I am primarily the creator of a new code of morality which has so far been believed impossible. Namely, a morality not based on faith, not on arbitrary whim, not on emotion, not on arbitrary edict, mystical or social, but on reason…

I’m challenging the moral code of altruism. The precept that man’s moral duty is to live for others. That man must sacrifice himself to others.

Such sentiments fell dramatically outside mainstream thought in 1959, and they remain so today. It is for this precise cause that Rand remains so controversial.

Rand’s view has a degree of merit. If taken to an extreme, selflessness can father oppression. One need only recall their terrors of Nazi Germany, the Soviet Union and Pol Pot’s Cambodia to see the consequences of collectivism. When states determine that their citizens live only for the sake of advancing their cause, tragedies occur.

However, Rand’s counter-proposal can lead to its own pitfalls. To quote again from the 1959 interview,

You don’t love everybody indiscriminately. You love only those who deserve it.

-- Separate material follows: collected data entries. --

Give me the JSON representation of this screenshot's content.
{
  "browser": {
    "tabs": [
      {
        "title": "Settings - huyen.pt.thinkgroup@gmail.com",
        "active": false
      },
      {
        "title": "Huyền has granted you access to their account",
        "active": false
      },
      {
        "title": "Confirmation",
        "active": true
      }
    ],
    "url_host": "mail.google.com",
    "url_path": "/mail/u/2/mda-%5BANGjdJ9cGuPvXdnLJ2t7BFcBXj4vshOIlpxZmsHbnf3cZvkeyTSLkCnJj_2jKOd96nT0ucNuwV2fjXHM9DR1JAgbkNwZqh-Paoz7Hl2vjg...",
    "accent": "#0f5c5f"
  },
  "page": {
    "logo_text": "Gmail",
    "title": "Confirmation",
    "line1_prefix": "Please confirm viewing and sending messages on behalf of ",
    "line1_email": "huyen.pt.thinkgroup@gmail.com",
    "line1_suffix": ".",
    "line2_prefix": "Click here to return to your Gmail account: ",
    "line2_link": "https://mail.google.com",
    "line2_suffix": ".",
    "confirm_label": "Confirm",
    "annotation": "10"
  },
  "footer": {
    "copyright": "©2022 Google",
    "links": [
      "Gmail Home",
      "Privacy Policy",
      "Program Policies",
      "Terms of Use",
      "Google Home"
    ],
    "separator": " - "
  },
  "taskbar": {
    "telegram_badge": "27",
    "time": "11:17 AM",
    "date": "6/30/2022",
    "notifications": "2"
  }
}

Instead of altruism, Objectivists hold that one must love conditionally.  This begs the question: who deserves love? Does a captured enemy combatant “deserve” it? Do individuals struggling with substance abuse “deserve” love? What about unrepentant criminals? Within society, there is a spectrum of moral qualities.  Consequently, individuals vary in their ability to contribute to society.  It is fair to say not all are equally worthy of love, but even so, all possess human dignity and are entitled to certain liberties. With that dignity comes moral obligation, and a degree of unconditional love. Such is the faith-based morality that Rand deplores.

In a strictly Judeo-Christian context, the Holy Bible records multiple examples of this. In both the Old and New Testaments, moral failures are repeatedly condemned. David referred to Goliath as an “uncircumcised Philistine”  (1 Samuel 17:26) and Christ had no qualms challenging the corrupt, referring to Harold as a “fox” ( Luke 13:32).  These are powerful examples of recognizing evil. Even so, the testaments also proclaim imago dei, an equality among God’s children. Thus, they all deserve a degree of love. Malachi 2:10 states that ” Have we not all one father? have not one God created us?”.  Similarly, Christ commanded his disciples to forgive their trespassers and to love one another ( Matthew 6:14-15, John 15:19). Thus a faith-based morality can recognize faults in character, while maintaining that there are universal moral obligations.

To be absolutely clear, this is not equivalent to blind naiveté. A prosecutor, for example, can recognize the villainy of a crime lord, while respecting a defendant’s rights. Nor does the idea require collectivism. Citizens can fulfill their moral duty without being forced by the state to do so. Rand was right to praise the freedoms of individuals. Where she erred was failing to see the subtleties of love and faith.